Last weekend I took advantage of a colleague from the London office being over and went with her to the Hamburger Bahnhof. No, this is not a train station in Hamburg (sorry for those of you who were feeling proud of your German translation abilities) but rather a huge contemporary art gallery. It gets its name from the fact that it used to be the rail station for trains running between Berlin and the hanseatic city of Hamburg. Today it houses works by artists such as Andy Warhol, Joseph Beuys, Roy Lichtenstein, and many other major figures in art since the 1960s.
My colleague and I chose to participate in one of the installations – “The Probable Trust Registry: The Rules of the Game #1-3” by Adrian Piper aims to explore how trust is formed and the role of trust in society: gallery visitors can sign a contract, voluntarily committing to align their future deeds with ethical principles like honesty and reliability. At the end of the exhibition, all of the data will be collected into a registry, which will be sent to all participants, and will supposedly represent a community of people who are likely to be trustworthy in the future. So, who knows who might get in touch with me in a few months time?!

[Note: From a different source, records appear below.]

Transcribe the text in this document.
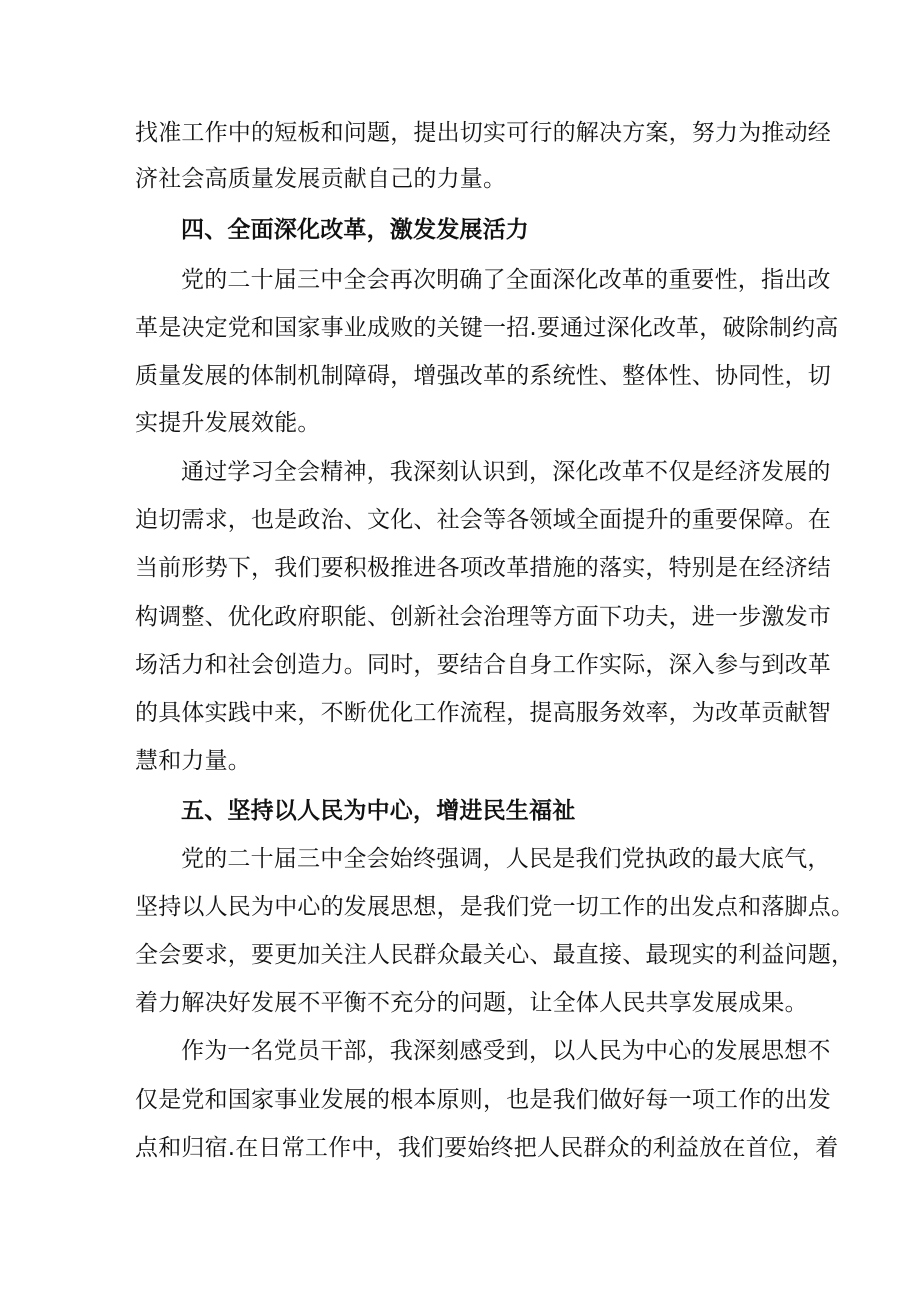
找准工作中的短板和问题，提出切实可行的解决方案，努力为推动经
济社会高质量发展贡献自己的力量。
四、全面深化改革，激发发展活力
党的二十届三中全会再次明确了全面深化改革的重要性，指出改
革是决定党和国家事业成败的关键一招.要通过深化改革，破除制约高
质量发展的体制机制障碍，增强改革的系统性、整体性、协同性，切
实提升发展效能。
通过学习全会精神，我深刻认识到，深化改革不仅是经济发展的
迫切需求，也是政治、文化、社会等各领域全面提升的重要保障。在
当前形势下，我们要积极推进各项改革措施的落实，特别是在经济结
构调整、优化政府职能、创新社会治理等方面下功夫，进一步激发市
场活力和社会创造力。同时，要结合自身工作实际，深入参与到改革
的具体实践中来，不断优化工作流程，提高服务效率，为改革贡献智
慧和力量。
五、坚持以人民为中心，增进民生福祉
党的二十届三中全会始终强调，人民是我们党执政的最大底气，
坚持以人民为中心的发展思想，是我们党一切工作的出发点和落脚点。
全会要求，要更加关注人民群众最关心、最直接、最现实的利益问题，
着力解决好发展不平衡不充分的问题，让全体人民共享发展成果。
作为一名党员干部，我深刻感受到，以人民为中心的发展思想不
仅是党和国家事业发展的根本原则，也是我们做好每一项工作的出发
点和归宿.在日常工作中，我们要始终把人民群众的利益放在首位，着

“Moving is in every direction” was the title of the major temporary exhibition, and it traced the history of installation art from the 1960s until today, focusing on narrative structures, through a wide variety of large walk-in “environments” and video and sound installations. I felt very British as we joined a queue without any real idea of what we were queuing for; one by one, the people ahead of us went up a short flight of stairs, went through a door, and then….well that would spoil it! Here is a taste of some of the other installations:
A few weeks ago I went to a very different gallery, one which I would probably never have come across had it not been suggested by my university friend Luba, who is very clued up on contemporary art and happened to be over in Berlin for an Artificial Intelligence conference (yes, modern language degrees really can lead to anything…) Hidden behind a rather inconspicuous front door in between a wine shop and a restaurant near Potsdamer Platz was one of the smallest lifts I have ever been in, which would supposedly take us to the Daimler Contemporary art gallery. As the lift doors opened, I had the impression that we had in fact just arrived at Gringotts Bank (Harry Potter reference, for those of you who are none the wiser…) – see photo.
The title of the current exhibition will give you an idea as to the weird and wonderful things that can be found there: “On the Subject of the Ready-Made or Using a Rembrandt as an Ironing Board”. Welsh conceptual Artist Bethan Huws had curated an exhibition featuring about 120 artworks from the Daimler Art Collection, elaborating on Marcel Duchamp’s concept of the “ready-made”. I’m still not sure I completely understood the concept, despite the surely-far-too-fancy-to-be-free exhibition guide, but it made for interesting viewing. I am not going to try and impart any impressive sounding commentary on the significance of particular exhibits; instead, I will just share a few photos:
That’s enough art for one day. Now I’m going to watch Call the Midwife!